Récemment, j'ai relu l'histoire du colonel Sanders et j'ai compris pourquoi son histoire continue d'inspirer les gens. Ce n'est pas simplement une histoire de succès — c'est une leçon sur la façon dont la persévérance peut tout changer.



Le colonel Sanders a commencé de zéro.

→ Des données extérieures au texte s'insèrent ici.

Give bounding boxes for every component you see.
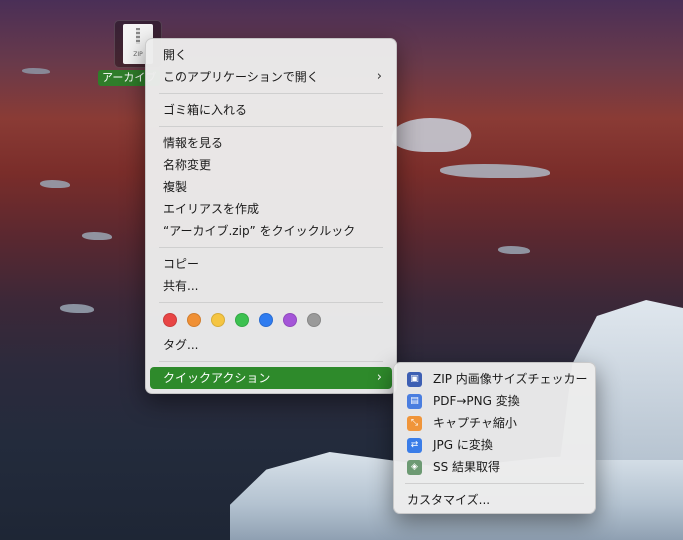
menu-separator (159, 302, 383, 303)
menu-item-open[interactable]: 開く (150, 44, 392, 66)
menu-item-label: キャプチャ縮小 (433, 416, 517, 430)
menu-item-share[interactable]: 共有... (150, 275, 392, 297)
menu-item-quick-actions[interactable]: クイックアクション › (150, 367, 392, 389)
menu-separator (159, 247, 383, 248)
menu-item-label: PDF→PNG 変換 (433, 394, 520, 408)
quick-action-item[interactable]: ⤡ キャプチャ縮小 (398, 412, 591, 434)
menu-separator (405, 483, 584, 484)
menu-item-label: 共有... (163, 279, 199, 293)
iceberg (385, 118, 479, 152)
menu-item-rename[interactable]: 名称変更 (150, 154, 392, 176)
tag-color-dot[interactable] (187, 313, 201, 327)
menu-item-make-alias[interactable]: エイリアスを作成 (150, 198, 392, 220)
menu-item-label: コピー (163, 257, 200, 271)
quick-action-item[interactable]: ▤ PDF→PNG 変換 (398, 390, 591, 412)
menu-item-label: エイリアスを作成 (163, 202, 260, 216)
menu-separator (159, 126, 383, 127)
ice-floe (498, 246, 530, 254)
chevron-right-icon: › (376, 370, 382, 385)
menu-item-label: ゴミ箱に入れる (163, 103, 248, 117)
tag-color-dot[interactable] (163, 313, 177, 327)
menu-item-label: “アーカイブ.zip” をクイックルック (163, 224, 356, 238)
menu-item-label: 開く (163, 48, 188, 62)
menu-item-move-to-trash[interactable]: ゴミ箱に入れる (150, 99, 392, 121)
menu-item-label: SS 結果取得 (433, 460, 501, 474)
menu-item-get-info[interactable]: 情報を見る (150, 132, 392, 154)
shuffle-icon: ⇄ (407, 438, 422, 453)
menu-item-quick-look[interactable]: “アーカイブ.zip” をクイックルック (150, 220, 392, 242)
menu-item-label: カスタマイズ... (407, 493, 491, 507)
menu-separator (159, 361, 383, 362)
ice-floe (440, 164, 550, 178)
menu-item-label: このアプリケーションで開く (163, 70, 319, 84)
ice-floe (22, 68, 50, 74)
tag-color-dot[interactable] (259, 313, 273, 327)
zip-icon-text: ZIP (133, 51, 143, 58)
menu-separator (159, 93, 383, 94)
layers-icon: ◈ (407, 460, 422, 475)
tag-color-row (146, 308, 396, 332)
quick-action-item[interactable]: ▣ ZIP 内画像サイズチェッカー (398, 368, 591, 390)
quick-actions-submenu: ▣ ZIP 内画像サイズチェッカー ▤ PDF→PNG 変換 ⤡ キャプチャ縮小 ⇄ JPG … (393, 362, 596, 514)
tag-color-dot[interactable] (307, 313, 321, 327)
menu-item-label: タグ... (163, 338, 199, 352)
automator-icon: ▤ (407, 394, 422, 409)
tag-color-dot[interactable] (211, 313, 225, 327)
zipper-graphic (136, 28, 140, 44)
menu-item-label: 名称変更 (163, 158, 212, 172)
tag-color-dot[interactable] (235, 313, 249, 327)
quick-action-item[interactable]: ◈ SS 結果取得 (398, 456, 591, 478)
ice-floe (40, 180, 70, 188)
context-menu: 開く このアプリケーションで開く › ゴミ箱に入れる 情報を見る 名称変更 複製… (145, 38, 397, 394)
quick-action-item[interactable]: ⇄ JPG に変換 (398, 434, 591, 456)
menu-item-label: JPG に変換 (433, 438, 493, 452)
menu-item-duplicate[interactable]: 複製 (150, 176, 392, 198)
menu-item-open-with[interactable]: このアプリケーションで開く › (150, 66, 392, 88)
ice-floe (60, 304, 94, 313)
menu-item-customize[interactable]: カスタマイズ... (398, 489, 591, 511)
chevron-right-icon: › (376, 69, 382, 84)
image-icon: ▣ (407, 372, 422, 387)
ice-floe (82, 232, 112, 240)
menu-item-label: 複製 (163, 180, 188, 194)
menu-item-label: クイックアクション (163, 371, 271, 385)
shrink-icon: ⤡ (407, 416, 422, 431)
tag-color-dot[interactable] (283, 313, 297, 327)
menu-item-label: 情報を見る (163, 136, 224, 150)
menu-item-label: ZIP 内画像サイズチェッカー (433, 372, 588, 386)
menu-item-tags[interactable]: タグ... (150, 334, 392, 356)
menu-item-copy[interactable]: コピー (150, 253, 392, 275)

Son enfance a été difficile — son père est décédé quand il avait 6 ans, et le petit Sanders a dû cuisiner et s'occuper de ses frères et sœurs cadets. L'école n'a pas été un refuge pour lui, il a abandonné ses études en 7e année et a commencé à chercher du travail. Pendant des décennies, il a essayé partout — ferme, tramway, chemin de fer, armée, assurance. Partout, il a rencontré des échecs et des licenciements.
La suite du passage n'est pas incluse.